Recurrent Lumbar Disk Herniation With or Without Posterolateral Fusion

    loading  Checking for direct PDF access through Ovid


Study Design:

A prospective study assessing the outcomes of repeat surgery for recurrent lumbar disc herniation.


To evaluate the results of repeat surgery for recurrent disc herniation, and compare the results of disc excision with and without posterolateral fusion.

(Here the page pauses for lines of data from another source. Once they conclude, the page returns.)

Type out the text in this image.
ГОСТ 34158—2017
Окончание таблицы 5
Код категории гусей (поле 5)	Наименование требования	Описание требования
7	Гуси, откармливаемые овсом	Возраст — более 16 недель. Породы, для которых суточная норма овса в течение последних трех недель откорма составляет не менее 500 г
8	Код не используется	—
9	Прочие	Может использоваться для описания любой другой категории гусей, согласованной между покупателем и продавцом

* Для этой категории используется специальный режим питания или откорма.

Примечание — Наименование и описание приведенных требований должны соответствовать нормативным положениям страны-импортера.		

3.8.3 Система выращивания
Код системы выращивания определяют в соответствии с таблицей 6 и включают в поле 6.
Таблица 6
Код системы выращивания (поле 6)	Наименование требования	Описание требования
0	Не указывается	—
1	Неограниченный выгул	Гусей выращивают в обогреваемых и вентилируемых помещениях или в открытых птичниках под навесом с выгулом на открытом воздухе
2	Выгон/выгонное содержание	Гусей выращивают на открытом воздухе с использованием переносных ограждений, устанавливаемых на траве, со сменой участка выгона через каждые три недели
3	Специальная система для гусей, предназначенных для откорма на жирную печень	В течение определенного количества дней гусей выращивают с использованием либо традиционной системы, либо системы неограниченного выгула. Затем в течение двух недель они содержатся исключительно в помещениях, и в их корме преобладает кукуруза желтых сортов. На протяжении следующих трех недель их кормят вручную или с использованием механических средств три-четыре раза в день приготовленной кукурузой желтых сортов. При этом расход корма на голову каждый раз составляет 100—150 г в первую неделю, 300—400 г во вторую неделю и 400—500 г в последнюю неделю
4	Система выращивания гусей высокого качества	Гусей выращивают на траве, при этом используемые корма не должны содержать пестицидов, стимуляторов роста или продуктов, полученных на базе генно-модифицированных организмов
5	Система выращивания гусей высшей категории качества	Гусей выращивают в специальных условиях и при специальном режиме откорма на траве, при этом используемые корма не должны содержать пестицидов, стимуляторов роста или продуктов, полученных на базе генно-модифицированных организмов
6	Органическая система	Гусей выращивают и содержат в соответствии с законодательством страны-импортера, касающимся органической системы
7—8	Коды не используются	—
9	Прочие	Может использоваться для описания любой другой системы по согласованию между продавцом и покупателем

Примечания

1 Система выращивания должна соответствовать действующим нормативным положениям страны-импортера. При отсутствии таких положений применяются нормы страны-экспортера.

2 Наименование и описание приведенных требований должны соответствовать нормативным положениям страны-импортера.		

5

The study included 39 patients who underwent disc excision with or without posterolateral fusion, with an average follow-up of 66.7 months (range, 24-116 months). Clinical symptoms were assessed based on the Japanese Orthopedic Association Back Scores. Medical and surgical data were examined and analyzed, including pain-free interval, intraoperative blood loss, length of surgery, and postoperative hospital stay.


Clinical outcome was excellent or good in 84.6% of patients, including 83.3% of patients undergoing a discectomy alone, and 84.6% of patients with posterolateral fusion. The recovery rate was 84.4%, and the difference between the fusion and nonfusion groups was insignificant (P=0.725). The difference in the postoperative back pain score was also insignificant (P=0.821). These two groups were not different in terms of age, pain-free interval, and follow-up duration. Intraoperative blood loss, length of surgery, and length of hospitalization were significantly less in patients undergoing discectomy alone than in patients with fusion.


Repeat surgery for recurrent sciatica is effective in cases of true recurrent disc herniation. Disc excision alone is recommended for managing recurrent disc herniation.